JOHANNESBURG, South Africa — This weekend’s G20 Leaders’ Summit in South Africa was unusual for several reasons. The first summit on the African continent was also the first time the U.S. had boycotted the meeting of the world’s largest economies.
It was also unprecedented that the group agreed to a declaration at the meeting’s start rather than its conclusion, and that there was no ceremonial handover between the outgoing and incoming G20 chairs.
The Trump administration boycotted the event after President Trump falsely accused the South African government of confiscating white-owned land and allowing the killing of white Afrikaners, and objected to what it considered the summit’s DEI — diversity, equity and inclusion — agenda.
Despite what some officials and analysts said were Washington’s attempts to derail the event, South African Minister of International Relations Ronald Lamola was upbeat as it wrapped up on Sunday at a convention center near the Johannesburg township of Soweto. “In a nutshell … this has been a great success for our country,” he said.
Earlier Sunday, host President Cyril Ramaphosa declared the meeting closed, banging a ceremonial gavel on the table. “This gavel of this G20 summit formally closes this summit and now moves on to the next president of the G20, which is the United States, where we shall see each other again next year,” he said.
Usually the gavel is handed to the leader of the country taking over the rotating chairmanship, but President Trump was not in attendance. Washington had asked that Ramaphosa hand over to a junior embassy official, but the South Africans refused. “I mean, it’s a breach of protocol. It has never happened before and it was never going to happen for the first time here in South Africa,” Ramaphosa’s spokesperson, Vincent Magwenya, told reporters. The handover will now take place on Monday between South African and U.S. officials of similar rank.
The U.S. had also told the South Africans that they should not issue a joint declaration at the summit’s close, and that if they issued something it should only be called a “chair’s statement.” However, Ramaphosa — who said ahead of the event “we will not be bullied” — announced at the meeting’s opening on Saturday that consensus had been reached and a joint statement was issued without U.S. input.
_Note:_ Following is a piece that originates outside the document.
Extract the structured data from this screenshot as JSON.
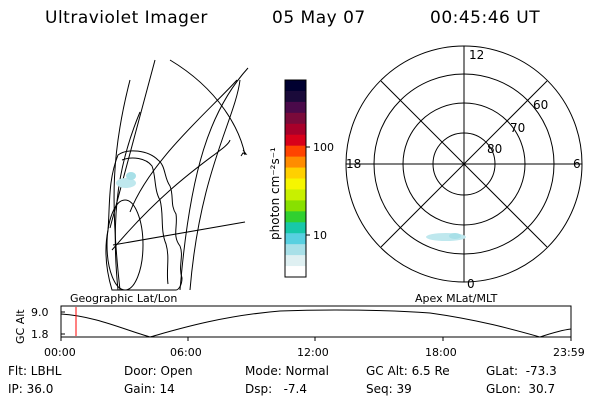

While G20 declarations are not binding, White House spokesperson Anna Kelly criticized the move, accusing Ramaphosa of “refusing to facilitate a smooth transition of the G20 presidency” and saying Trump looked forward to “restoring legitimacy” to the group next year; he has said he plans to hold the event in Florida.
The declaration contained DEI language disliked by the Trump administration, stressing the threat of climate change, the importance of achieving “gender equality” and the debt burden faced by poorer countries. Argentina — whose libertarian president, Javier Milei, is a strong Trump ally and did not attend in solidarity with Trump but sent other representation — voiced some objections but the declaration was still issued.
World leaders in attendance thanked South Africa for its leadership, with French President Emmanuel Macron giving Ramaphosa a warm hug. But Macron noted divisions at the summit were still apparent. While Ramaphosa said South Africa had put “the Global South at the heart of the agenda” and prioritized issues important to developing economies, conflicts elsewhere dominated the sidelines: European leaders raised concerns about the U.S.’s new peace plan for Ukraine, saying it needed “additional work” and warning proposed limits on Ukraine’s armed forces could leave it vulnerable, and Brazilian President Luiz Inácio Lula da Silva expressed concern over the U.S. military buildup near Venezuela.